Through Gahaya Links, Nkubana has taken the traditional basket from Rwanda to the shelves of high-end U.S. stores. Under the “Africa Growth and Opportunity Act,” which allows Nkubana’s products duty-free entrance into the U.S. market, Gahaya Links sells its handicrafts in American department stores such as Macy’s, Kate Spade, Anthropologie and Same Sky.

The company has helped to break the cycle of poverty for thousands of rural families, by turning a traditional handicraft into a profit-making venture.

“Once you earn an income,” says Nkubana, “you are economically empowered.
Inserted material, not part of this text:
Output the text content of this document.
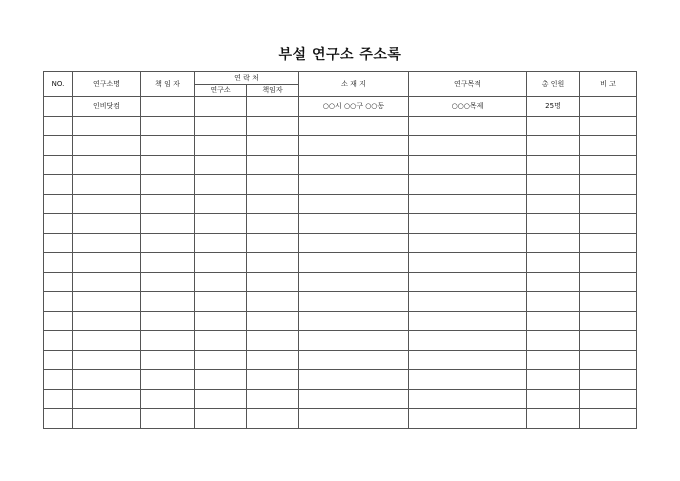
부설 연구소 주소록
NO.	연구소명	책 임 자	연 락 처		소 재 지	연구목적	총 인원	비 고
			연구소	책임자				
	인비닷컴				○○시 ○○구 ○○동	○○○목제	25명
You are given a voice, you can argue your values, you can argue your point, you can argue your rights.”

See also: Teaching ‘reconciliation over revenge’

At the same time, it has helped to improve the quality of life in the homes of the women

“Where we have married couples, men are embracing it with dignity and appreciation that my wife is really working hard,” says Nkubana.

“When you look at what women are doing, it is like what men used to do. Because now they earn an income, they provide for homes…It also reduces what we call the domestic violence.

“It is a pride for her and she feels respected, she feels dignified and then they feel that it has restored their value as mothers in the house.”